Many not for profit organisations (NFPs) have traditionally relied on government grants for their continued operation and future sustainability.

However there will always be uncertainties at the state and federal grant levels, especially in the difficult times in which we currently find ourselves, such that basing your future plans on these grants could be perceived by some as “risky”, and by others as “downright crazy”.

One obvious option is for NFPs to build commercial and profitable divisions within their organisations which can then generate surpluses to be used in the achievement of their mission and social purpose through various good works in the community.

But mentioning the “C” word (ie. commerciality) in NFPs can sometimes lead to issues including:

  • The Board may think that they will jeopardise, or lose, their not for profit status
  • Staff may perceive that “commercial = profits” and that “profits cannot exist in a not for profit organisation”
  • Management may be unsure of its ability to recruit and retain good people who can operate and grow commercial businesses

But there is no reason why commerciality and social purpose cannot co-exist, and part of that is ensuring that each understands what the other can do for the organisation.

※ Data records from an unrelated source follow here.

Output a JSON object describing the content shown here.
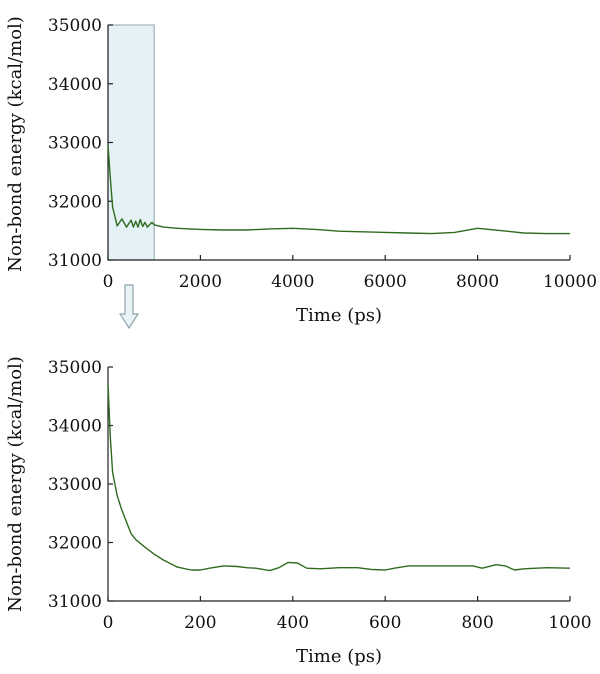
{
  "style": {
    "line_color": "#2e6b1f",
    "highlight_fill": "#e4f2f5",
    "highlight_stroke": "#9fb3bb"
  },
  "chart_data": [
    {
      "type": "line",
      "xlabel": "Time (ps)",
      "ylabel": "Non-bond energy (kcal/mol)",
      "xlim": [
        0,
        10000
      ],
      "ylim": [
        31000,
        35000
      ],
      "xticks": [
        0,
        2000,
        4000,
        6000,
        8000,
        10000
      ],
      "yticks": [
        31000,
        32000,
        33000,
        34000,
        35000
      ],
      "highlight_region": {
        "x": [
          0,
          1000
        ],
        "y": [
          31000,
          35000
        ]
      },
      "series": [
        {
          "x": [
            0,
            50,
            100,
            200,
            300,
            400,
            500,
            550,
            600,
            650,
            700,
            750,
            800,
            850,
            900,
            950,
            1000,
            1200,
            1500,
            2000,
            2500,
            3000,
            3500,
            4000,
            4500,
            5000,
            5500,
            6000,
            6500,
            7000,
            7500,
            8000,
            8500,
            9000,
            9500,
            10000
          ],
          "y": [
            32950,
            32400,
            31900,
            31580,
            31700,
            31560,
            31680,
            31560,
            31660,
            31560,
            31690,
            31570,
            31640,
            31560,
            31600,
            31640,
            31600,
            31560,
            31540,
            31520,
            31510,
            31510,
            31530,
            31540,
            31520,
            31490,
            31480,
            31470,
            31460,
            31450,
            31470,
            31540,
            31500,
            31460,
            31450,
            31450
          ]
        }
      ]
    },
    {
      "type": "line",
      "xlabel": "Time (ps)",
      "ylabel": "Non-bond energy (kcal/mol)",
      "xlim": [
        0,
        1000
      ],
      "ylim": [
        31000,
        35000
      ],
      "xticks": [
        0,
        200,
        400,
        600,
        800,
        1000
      ],
      "yticks": [
        31000,
        32000,
        33000,
        34000,
        35000
      ],
      "series": [
        {
          "x": [
            0,
            5,
            10,
            20,
            30,
            40,
            45,
            50,
            60,
            80,
            100,
            120,
            150,
            180,
            200,
            220,
            250,
            280,
            300,
            320,
            350,
            370,
            390,
            410,
            430,
            460,
            500,
            540,
            570,
            600,
            620,
            650,
            700,
            750,
            790,
            810,
            840,
            860,
            880,
            900,
            950,
            1000
          ],
          "y": [
            34700,
            33800,
            33200,
            32800,
            32550,
            32350,
            32250,
            32150,
            32050,
            31920,
            31800,
            31700,
            31580,
            31530,
            31530,
            31560,
            31600,
            31590,
            31570,
            31560,
            31520,
            31570,
            31660,
            31650,
            31560,
            31550,
            31570,
            31570,
            31540,
            31530,
            31560,
            31600,
            31600,
            31600,
            31600,
            31560,
            31620,
            31600,
            31530,
            31550,
            31570,
            31560
          ]
        }
      ]
    }
  ]
}
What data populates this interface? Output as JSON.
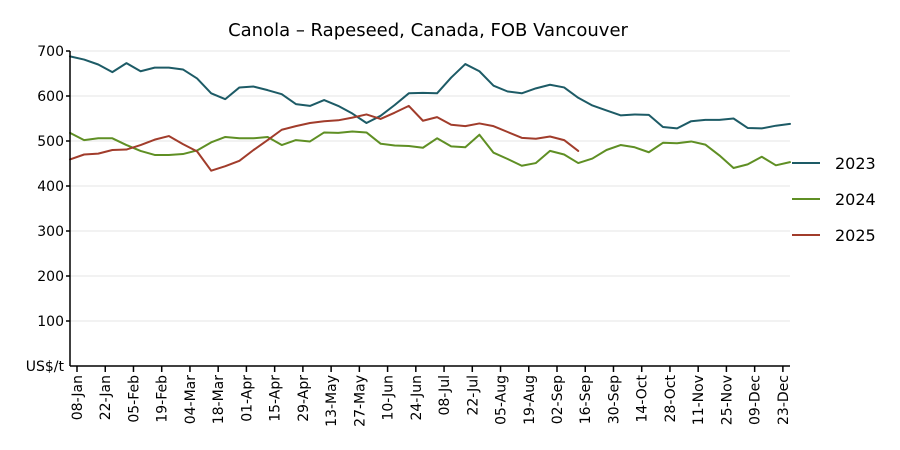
{
  "chart_data": {
    "type": "line",
    "title": "Canola – Rapeseed, Canada, FOB Vancouver",
    "ylabel": "US$/t",
    "xlabel": "",
    "ylim": [
      0,
      700
    ],
    "yticks": [
      100,
      200,
      300,
      400,
      500,
      600,
      700
    ],
    "grid": true,
    "legend_position": "right",
    "x_tick_labels": [
      "08-Jan",
      "22-Jan",
      "05-Feb",
      "19-Feb",
      "04-Mar",
      "18-Mar",
      "01-Apr",
      "15-Apr",
      "29-Apr",
      "13-May",
      "27-May",
      "10-Jun",
      "24-Jun",
      "08-Jul",
      "22-Jul",
      "05-Aug",
      "19-Aug",
      "02-Sep",
      "16-Sep",
      "30-Sep",
      "14-Oct",
      "28-Oct",
      "11-Nov",
      "25-Nov",
      "09-Dec",
      "23-Dec"
    ],
    "series": [
      {
        "name": "2023",
        "color": "#1d5b66",
        "values": [
          688,
          681,
          670,
          653,
          673,
          655,
          663,
          663,
          659,
          639,
          606,
          593,
          619,
          621,
          613,
          604,
          582,
          578,
          591,
          578,
          561,
          540,
          556,
          580,
          606,
          607,
          606,
          641,
          671,
          655,
          623,
          610,
          606,
          617,
          625,
          619,
          596,
          579,
          568,
          557,
          559,
          558,
          531,
          528,
          544,
          547,
          547,
          550,
          529,
          528,
          534,
          538
        ]
      },
      {
        "name": "2024",
        "color": "#5f8f24",
        "values": [
          518,
          502,
          506,
          506,
          491,
          478,
          469,
          469,
          471,
          479,
          497,
          509,
          506,
          506,
          509,
          491,
          502,
          499,
          519,
          518,
          521,
          519,
          494,
          490,
          489,
          485,
          506,
          488,
          486,
          514,
          474,
          460,
          445,
          451,
          478,
          470,
          451,
          461,
          480,
          491,
          486,
          475,
          496,
          495,
          499,
          492,
          468,
          440,
          448,
          465,
          446,
          453
        ]
      },
      {
        "name": "2025",
        "color": "#a13c2b",
        "values": [
          459,
          470,
          472,
          480,
          481,
          491,
          503,
          511,
          493,
          477,
          434,
          444,
          456,
          480,
          502,
          525,
          533,
          540,
          544,
          546,
          552,
          559,
          549,
          563,
          578,
          545,
          553,
          536,
          533,
          539,
          533,
          520,
          507,
          505,
          510,
          502,
          478
        ]
      }
    ]
  }
}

If commerciality can help to protect the organisation against future cuts in government grants, and possibly produce a greater operating surplus than previously, then the social purpose can be funded to do more great works and achieve more for all concerned (members, public and staff alike).

All it takes is for the Board and Senior Management of a NFP to think outside the square a little and:

  • Undertake some robust and disciplined strategic planning;
  • Analyse the business opportunities that may already exist within their market place but which are not being realised;
  • Understand the human capital that they have within their organisations from CEO down to the coal face; and
  • Plan for how they can balance a stronger focus on commercial activities with the overall expectation of their mission and values.